Polyhedral affinoid algebras have been introduced by Einsiedler, Kapranov and Lind to connect rigid analytic geometry (analytic geometry over non-archimedean fields) and tropical geometry.In this article, we present a theory of Gr{\"o}bner bases for polytopal affinoid algebras that extends both Caruso et al.'s theory of Gr{\"o}bner bases on Tate algebras and Pauer et al.'s theory of Gr{\"o}bner bases on Laurent polynomials.We provide effective algorithms to compute Gr{\"o}bner bases for both ideals of Laurent polynomials and ideals in polytopal affinoid algebras.
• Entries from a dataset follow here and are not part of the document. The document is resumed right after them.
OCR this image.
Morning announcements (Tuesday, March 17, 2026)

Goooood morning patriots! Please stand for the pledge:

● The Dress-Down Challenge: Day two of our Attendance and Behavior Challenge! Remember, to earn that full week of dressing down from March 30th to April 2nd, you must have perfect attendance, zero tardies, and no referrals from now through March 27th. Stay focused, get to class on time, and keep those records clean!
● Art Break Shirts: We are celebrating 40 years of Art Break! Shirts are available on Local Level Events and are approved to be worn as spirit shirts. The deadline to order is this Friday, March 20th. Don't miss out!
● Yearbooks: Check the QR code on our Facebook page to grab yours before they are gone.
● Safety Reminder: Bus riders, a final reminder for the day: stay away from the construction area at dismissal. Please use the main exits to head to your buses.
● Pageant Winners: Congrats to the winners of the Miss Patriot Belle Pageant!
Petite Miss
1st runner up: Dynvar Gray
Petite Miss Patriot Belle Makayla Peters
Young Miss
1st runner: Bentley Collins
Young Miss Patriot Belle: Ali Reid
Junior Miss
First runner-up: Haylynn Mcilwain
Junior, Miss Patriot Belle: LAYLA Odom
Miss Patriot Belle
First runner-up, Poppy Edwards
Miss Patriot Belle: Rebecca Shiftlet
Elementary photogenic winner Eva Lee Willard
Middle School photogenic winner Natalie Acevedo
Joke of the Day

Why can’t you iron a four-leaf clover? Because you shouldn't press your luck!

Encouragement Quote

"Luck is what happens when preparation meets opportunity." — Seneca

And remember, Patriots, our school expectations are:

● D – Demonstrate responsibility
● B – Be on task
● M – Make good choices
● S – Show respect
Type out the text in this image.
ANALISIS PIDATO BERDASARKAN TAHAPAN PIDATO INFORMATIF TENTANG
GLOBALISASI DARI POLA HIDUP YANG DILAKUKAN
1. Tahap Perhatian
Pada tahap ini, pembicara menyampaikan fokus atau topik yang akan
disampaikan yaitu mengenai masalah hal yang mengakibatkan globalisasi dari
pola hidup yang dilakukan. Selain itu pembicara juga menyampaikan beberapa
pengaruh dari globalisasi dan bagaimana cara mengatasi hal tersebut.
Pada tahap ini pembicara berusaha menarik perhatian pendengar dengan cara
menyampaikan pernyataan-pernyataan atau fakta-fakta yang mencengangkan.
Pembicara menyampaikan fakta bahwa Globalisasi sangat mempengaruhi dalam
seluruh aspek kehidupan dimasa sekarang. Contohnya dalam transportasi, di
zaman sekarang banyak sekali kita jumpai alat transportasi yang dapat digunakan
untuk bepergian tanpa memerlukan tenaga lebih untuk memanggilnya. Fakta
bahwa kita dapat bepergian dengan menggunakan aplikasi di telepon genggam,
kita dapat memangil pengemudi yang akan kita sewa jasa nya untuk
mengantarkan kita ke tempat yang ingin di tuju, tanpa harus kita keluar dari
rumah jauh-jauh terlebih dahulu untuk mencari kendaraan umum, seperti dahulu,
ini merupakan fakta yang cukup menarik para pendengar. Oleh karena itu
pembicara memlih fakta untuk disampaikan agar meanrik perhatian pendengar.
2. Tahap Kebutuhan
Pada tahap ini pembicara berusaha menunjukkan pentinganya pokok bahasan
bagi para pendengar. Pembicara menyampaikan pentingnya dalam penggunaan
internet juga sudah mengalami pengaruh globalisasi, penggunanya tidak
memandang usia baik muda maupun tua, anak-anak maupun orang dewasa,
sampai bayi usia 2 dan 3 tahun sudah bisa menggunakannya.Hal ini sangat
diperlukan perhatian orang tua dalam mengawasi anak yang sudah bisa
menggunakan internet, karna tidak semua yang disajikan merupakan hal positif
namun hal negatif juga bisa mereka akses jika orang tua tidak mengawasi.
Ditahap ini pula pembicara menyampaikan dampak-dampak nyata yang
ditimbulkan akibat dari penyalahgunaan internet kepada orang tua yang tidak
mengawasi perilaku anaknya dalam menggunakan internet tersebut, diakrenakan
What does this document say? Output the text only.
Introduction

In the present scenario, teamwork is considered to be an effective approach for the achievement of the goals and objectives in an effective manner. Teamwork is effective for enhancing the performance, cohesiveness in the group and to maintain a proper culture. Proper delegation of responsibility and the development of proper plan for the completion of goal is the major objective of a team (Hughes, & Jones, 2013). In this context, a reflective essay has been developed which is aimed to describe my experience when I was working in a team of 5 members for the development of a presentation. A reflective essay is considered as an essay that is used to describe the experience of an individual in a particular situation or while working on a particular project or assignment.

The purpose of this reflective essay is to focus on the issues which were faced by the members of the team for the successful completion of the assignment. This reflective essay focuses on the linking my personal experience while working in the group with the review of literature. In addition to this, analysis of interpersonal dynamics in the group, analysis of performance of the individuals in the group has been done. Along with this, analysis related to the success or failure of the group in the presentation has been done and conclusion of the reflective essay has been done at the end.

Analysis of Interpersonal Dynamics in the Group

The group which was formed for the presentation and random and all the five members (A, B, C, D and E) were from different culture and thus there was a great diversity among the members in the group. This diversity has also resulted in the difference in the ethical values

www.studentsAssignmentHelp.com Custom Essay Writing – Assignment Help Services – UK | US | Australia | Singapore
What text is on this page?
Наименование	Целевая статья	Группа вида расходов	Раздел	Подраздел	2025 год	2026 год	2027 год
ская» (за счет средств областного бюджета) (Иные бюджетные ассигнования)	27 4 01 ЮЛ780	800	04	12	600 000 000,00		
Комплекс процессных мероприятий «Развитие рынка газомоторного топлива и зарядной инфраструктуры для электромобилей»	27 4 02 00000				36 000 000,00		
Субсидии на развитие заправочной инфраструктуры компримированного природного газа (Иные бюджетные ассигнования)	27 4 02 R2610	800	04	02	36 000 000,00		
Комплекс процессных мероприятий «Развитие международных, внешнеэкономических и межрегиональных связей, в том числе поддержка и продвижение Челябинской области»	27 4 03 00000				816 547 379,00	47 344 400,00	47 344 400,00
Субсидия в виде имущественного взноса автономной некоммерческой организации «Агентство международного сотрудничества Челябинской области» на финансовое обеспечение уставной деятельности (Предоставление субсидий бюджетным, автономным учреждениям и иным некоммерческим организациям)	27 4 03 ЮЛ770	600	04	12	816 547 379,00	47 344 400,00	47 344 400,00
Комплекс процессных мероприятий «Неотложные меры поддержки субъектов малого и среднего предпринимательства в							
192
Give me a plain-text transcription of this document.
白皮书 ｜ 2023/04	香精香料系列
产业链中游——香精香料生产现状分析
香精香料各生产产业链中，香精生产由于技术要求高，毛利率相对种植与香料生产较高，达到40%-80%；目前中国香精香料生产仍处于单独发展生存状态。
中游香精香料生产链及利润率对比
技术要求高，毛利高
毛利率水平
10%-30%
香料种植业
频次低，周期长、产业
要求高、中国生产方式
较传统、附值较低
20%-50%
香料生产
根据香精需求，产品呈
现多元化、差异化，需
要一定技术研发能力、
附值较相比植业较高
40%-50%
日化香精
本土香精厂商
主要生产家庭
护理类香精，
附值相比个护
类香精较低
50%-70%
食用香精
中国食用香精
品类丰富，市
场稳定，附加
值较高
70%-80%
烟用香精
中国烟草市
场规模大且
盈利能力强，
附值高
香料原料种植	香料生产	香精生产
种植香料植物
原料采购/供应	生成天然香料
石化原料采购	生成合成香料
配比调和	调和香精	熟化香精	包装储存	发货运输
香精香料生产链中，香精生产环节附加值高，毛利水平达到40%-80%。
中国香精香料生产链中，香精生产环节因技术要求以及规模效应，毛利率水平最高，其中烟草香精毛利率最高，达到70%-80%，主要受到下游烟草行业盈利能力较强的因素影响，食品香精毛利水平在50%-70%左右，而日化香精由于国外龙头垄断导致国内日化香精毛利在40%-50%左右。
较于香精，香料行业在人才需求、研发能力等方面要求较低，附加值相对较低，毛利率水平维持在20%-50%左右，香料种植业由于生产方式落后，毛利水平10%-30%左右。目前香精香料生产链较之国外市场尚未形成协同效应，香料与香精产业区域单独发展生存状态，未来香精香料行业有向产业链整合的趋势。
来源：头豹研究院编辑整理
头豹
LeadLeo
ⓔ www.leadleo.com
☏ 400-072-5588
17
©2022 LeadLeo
Experiments with a Sagemath implementation are provided.

翻译：Einsiedler、Kapranov和Lind引入了多胞仿射代数，以连接刚性解析几何（非阿基米德域上的解析几何）与热带几何。本文提出了一种适用于多胞仿射代数的Gröbner基理论，该理论既推广了Caruso等人关于Tate代数的Gröbner基理论，也推广了Pauer等人关于Laurent多项式的Gröbner基理论。我们提供了有效算法，用于计算Laurent多项式理想和多胞仿射代数中的Gröbner基。文中还给出了基于Sagemath实现的实验结果。